20 Years Flies By
I don't normally post in the forum but today, I need to share my story. Lately, I have been looking back at my life over the past 41 years. I find myself thinking of what I have done and who I strive to become. I have always been my own person, ever since I was a little kid. I walked to the beat of my own drum and didn't care what anyone else thought, I still hold true to that today. Starting with my childhood, grade school sucked, plain and simple. I was diagnosed with dyslexia in 7th grade, too bad they didn't figure that out in 3rd grade when they held me back a year. I spent my summer going into 8th grade learning new methods on how to process my way of thinking. I could hardly learn the way I had been taught, let alone learn something new. I used Pearl Jam as an escape from my day to day life and got lost in the music. Entering high school certainly didn’t change my personality or habits, I was still that crazy girl, but now I was the crazy girl who loved Pearl Jam. I didn't care what others thought of me and was definitely not going to change for anyone else. I expressed myself through my crazy outfits and tough attitude. I was a weirdo in my peers' eyes, I didn’t have any boyfriends or fit into any of the cliques. By the end of junior year, ended up finding a group of friends that took me in and didn’t seem to mind my outspokenness or different approach to life. To no surprise, I was voted “Most Outspoken” in our class and finally graduated. We all went our separate ways and I was alone again. That was when my life changed, I met Ted and fell in love. I found myself not needing to escape through my music all the time and was happy in life. Ted loved me for who I was, weirdness and all. We ended up getting married, everyone thought we were crazy, people just don’t get married at 21. We moved out of our parents’ houses and got jobs, I think we had about $350.00 to our names. Within two years, we had started a family of our own. Two boys who are the light of my life, Teddy now 17 and Harmon 15. While we were raising the boys, I lost touch with music and stopped listening to Pearl Jam. I know, horrible idea! All of our time and money went into raising our young men properly and I didn’t really have a love for music that I once did. As the years went on, friends came and went but our friendship grew to a different level. Ted and I were not only husband and wife, we were best friends.

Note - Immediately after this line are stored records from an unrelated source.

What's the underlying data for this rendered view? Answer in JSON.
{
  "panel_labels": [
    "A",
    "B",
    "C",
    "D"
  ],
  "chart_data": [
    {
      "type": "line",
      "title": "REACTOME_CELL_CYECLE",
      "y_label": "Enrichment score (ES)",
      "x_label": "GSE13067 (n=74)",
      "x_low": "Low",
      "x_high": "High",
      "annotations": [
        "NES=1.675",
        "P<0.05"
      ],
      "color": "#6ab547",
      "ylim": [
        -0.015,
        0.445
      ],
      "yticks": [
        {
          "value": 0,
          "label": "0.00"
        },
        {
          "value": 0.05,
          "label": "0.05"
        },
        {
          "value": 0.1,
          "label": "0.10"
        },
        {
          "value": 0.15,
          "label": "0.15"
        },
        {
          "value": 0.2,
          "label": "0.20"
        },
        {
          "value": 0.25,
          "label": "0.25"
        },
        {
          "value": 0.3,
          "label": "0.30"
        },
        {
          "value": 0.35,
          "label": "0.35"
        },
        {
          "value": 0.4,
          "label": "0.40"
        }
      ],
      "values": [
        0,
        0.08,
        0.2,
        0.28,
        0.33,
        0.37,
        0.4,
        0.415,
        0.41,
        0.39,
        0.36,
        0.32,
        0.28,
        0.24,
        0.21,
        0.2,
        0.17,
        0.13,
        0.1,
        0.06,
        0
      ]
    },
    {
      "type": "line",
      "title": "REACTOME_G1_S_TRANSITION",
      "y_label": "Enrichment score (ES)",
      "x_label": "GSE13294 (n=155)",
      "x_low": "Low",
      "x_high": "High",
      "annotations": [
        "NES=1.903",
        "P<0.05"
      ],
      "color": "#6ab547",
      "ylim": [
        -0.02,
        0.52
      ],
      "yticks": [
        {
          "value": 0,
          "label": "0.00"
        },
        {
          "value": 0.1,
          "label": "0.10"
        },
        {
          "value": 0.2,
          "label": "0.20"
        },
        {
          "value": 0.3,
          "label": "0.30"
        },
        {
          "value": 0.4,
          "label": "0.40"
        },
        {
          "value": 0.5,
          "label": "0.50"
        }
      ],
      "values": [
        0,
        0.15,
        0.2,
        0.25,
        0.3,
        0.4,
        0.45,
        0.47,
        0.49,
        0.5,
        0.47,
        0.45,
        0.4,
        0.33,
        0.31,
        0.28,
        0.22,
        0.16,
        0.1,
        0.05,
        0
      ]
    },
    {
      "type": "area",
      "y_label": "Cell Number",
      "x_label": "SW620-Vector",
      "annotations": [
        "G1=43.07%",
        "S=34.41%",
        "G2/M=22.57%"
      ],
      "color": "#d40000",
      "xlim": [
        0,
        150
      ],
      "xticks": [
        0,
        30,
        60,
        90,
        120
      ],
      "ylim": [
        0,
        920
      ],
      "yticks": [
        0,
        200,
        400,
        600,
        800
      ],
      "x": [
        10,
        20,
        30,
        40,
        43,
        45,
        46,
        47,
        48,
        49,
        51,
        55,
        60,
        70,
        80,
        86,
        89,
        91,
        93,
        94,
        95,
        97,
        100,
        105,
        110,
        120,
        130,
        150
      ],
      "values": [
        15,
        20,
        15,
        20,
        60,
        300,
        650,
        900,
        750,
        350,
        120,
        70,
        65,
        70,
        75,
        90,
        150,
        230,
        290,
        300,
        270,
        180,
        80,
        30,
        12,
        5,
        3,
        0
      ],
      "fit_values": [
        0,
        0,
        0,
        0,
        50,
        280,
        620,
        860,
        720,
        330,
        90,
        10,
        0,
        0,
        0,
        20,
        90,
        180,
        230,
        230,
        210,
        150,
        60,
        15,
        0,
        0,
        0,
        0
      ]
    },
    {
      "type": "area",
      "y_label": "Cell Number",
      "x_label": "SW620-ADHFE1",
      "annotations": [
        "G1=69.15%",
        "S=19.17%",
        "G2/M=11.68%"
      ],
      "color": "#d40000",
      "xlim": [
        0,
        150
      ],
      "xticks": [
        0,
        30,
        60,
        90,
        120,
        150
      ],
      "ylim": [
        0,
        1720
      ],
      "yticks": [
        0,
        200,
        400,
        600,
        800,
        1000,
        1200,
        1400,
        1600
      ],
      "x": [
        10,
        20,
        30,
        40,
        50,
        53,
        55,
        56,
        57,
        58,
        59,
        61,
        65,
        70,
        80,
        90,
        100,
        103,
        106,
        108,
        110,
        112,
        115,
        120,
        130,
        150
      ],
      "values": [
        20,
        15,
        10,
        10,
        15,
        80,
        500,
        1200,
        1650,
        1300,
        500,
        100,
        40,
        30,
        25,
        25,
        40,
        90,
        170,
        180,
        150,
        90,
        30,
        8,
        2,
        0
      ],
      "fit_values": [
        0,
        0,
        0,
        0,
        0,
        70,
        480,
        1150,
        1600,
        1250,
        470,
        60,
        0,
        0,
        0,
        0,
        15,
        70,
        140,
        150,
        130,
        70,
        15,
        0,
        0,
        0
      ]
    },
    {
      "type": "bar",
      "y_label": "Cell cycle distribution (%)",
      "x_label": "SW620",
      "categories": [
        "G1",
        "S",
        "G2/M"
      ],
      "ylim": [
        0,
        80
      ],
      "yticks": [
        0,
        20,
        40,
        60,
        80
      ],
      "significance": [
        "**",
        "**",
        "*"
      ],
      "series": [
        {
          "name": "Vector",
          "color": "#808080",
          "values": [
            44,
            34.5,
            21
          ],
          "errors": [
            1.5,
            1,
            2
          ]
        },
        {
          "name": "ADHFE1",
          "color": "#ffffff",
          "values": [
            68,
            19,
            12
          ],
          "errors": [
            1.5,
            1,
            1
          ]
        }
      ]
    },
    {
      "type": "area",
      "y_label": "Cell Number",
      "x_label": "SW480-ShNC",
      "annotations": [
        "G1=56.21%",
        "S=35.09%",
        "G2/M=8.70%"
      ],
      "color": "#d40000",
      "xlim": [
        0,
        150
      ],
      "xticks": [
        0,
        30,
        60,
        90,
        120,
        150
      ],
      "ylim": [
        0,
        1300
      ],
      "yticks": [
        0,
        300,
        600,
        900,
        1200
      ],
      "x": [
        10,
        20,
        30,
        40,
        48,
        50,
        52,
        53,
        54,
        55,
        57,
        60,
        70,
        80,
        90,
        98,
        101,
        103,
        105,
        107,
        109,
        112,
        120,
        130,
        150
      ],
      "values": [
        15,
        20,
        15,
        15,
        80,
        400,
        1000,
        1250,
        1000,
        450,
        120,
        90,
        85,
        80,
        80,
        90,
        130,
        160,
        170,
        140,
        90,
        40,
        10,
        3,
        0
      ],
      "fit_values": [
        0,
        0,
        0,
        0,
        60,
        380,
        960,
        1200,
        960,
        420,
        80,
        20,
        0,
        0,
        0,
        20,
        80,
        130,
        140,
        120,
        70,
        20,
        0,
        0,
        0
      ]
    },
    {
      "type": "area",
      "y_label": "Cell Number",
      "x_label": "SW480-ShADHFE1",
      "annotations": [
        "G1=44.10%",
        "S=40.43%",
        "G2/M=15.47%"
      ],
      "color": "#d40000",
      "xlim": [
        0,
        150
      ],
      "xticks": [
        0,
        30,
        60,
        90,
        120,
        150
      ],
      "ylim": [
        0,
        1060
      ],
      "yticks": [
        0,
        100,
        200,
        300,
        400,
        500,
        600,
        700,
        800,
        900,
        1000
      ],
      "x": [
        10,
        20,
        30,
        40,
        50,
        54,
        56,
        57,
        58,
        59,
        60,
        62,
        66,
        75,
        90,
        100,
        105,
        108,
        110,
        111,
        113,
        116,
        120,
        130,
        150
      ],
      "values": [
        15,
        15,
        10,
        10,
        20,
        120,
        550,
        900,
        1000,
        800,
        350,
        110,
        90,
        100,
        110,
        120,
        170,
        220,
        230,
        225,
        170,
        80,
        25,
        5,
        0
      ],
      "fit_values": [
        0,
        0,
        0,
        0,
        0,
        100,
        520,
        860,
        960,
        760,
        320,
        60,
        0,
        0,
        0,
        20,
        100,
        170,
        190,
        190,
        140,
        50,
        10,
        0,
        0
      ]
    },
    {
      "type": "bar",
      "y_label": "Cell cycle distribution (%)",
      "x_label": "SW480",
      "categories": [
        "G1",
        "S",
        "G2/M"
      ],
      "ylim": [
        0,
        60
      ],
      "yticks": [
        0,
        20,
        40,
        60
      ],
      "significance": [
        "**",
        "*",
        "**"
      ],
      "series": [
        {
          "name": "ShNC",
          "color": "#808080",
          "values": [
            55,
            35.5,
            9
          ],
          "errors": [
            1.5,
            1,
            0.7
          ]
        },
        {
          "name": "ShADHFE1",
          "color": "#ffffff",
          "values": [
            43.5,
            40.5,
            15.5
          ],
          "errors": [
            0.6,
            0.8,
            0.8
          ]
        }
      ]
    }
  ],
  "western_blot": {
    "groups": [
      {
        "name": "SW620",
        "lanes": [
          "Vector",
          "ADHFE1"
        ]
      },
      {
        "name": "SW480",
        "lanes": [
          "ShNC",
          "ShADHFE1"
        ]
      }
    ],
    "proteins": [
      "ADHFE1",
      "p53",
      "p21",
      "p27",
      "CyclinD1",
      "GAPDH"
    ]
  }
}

It wasn’t until 2015 that I reconnected with my love of Pearl Jam, thank you Sirius Radio. I was going through a really rough time at work and needed a release. To top it off, I found out that my high school friends whom I had kept in touch with and hung out with still were really not my friends. After 20 years, I found out that all this time, they were actually making fun of me for being different. They would talk about me behind my back and were embarrassed by me. I was humiliated and my heart was broken. I reached for the music of Pearl Jam to heal me. What I hadn’t expected was the love and power of this group. In opening my world back up to Pearl Jam I was able to lose myself in the music and turn my negativity into positive. Ted asked me, “Why do you listen to them all the time? Why is it that you are in all these PJ groups?” The only explanation I had was,”Listening to these guys lets me think of how strong a person I am and will be no matter what changes. I cannot change and I won’t change who I am for anyone.” With that explanation, Ted agreed to go to our first PJ show in Quebec City on May 5, 2016. We went together but left there as different people. Two people who were very much still themselves but had a passion for something bigger. We were lucky enough to be able to experience the two Fenway shows that summer as well. It is unexplainable to have the person you love the most share the same passion you have felt for over 25 years. Over these last two years, Ted and I have bonded in a way that not many people can understand. Our love has always been strong but this connection has brought us even closer. We are weird together and have plenty of Jamily out there who understand who we are. So, now I am not “the weird girl who loves Pearl Jam”, we are “the weird couple that loves Pearl Jam”.
Today, 5.30.18 is our 20th wedding anniversary. We thought it fitting to celebrate with a summer of Pearl Jam bliss. We start with a trip to Italy for the two stadium shows (our first time to Europe), the two Wrigley shows which we don’t even have tickets for yet… Don’t worry, we have our hotel booked though! Followed by the two Fenway shows to wrap up it all up. We wanted to be surrounded by our Jamily to help us celebrate the love we have for each other. We are looking forward to reconnecting with people we have met as well as all the others we have become friends with online, all around the world. The love that Ted and I have for each other is stronger now than 20 years ago. I like to think Pearl Jam had a part in that, and would like to thank them for letting us all be ourselves. Pearl Jam is truly an amazing group who have provided so many people with so much comfort over the years. Thank you for that! See you at the upcoming shows!! Cheers to another 20 years!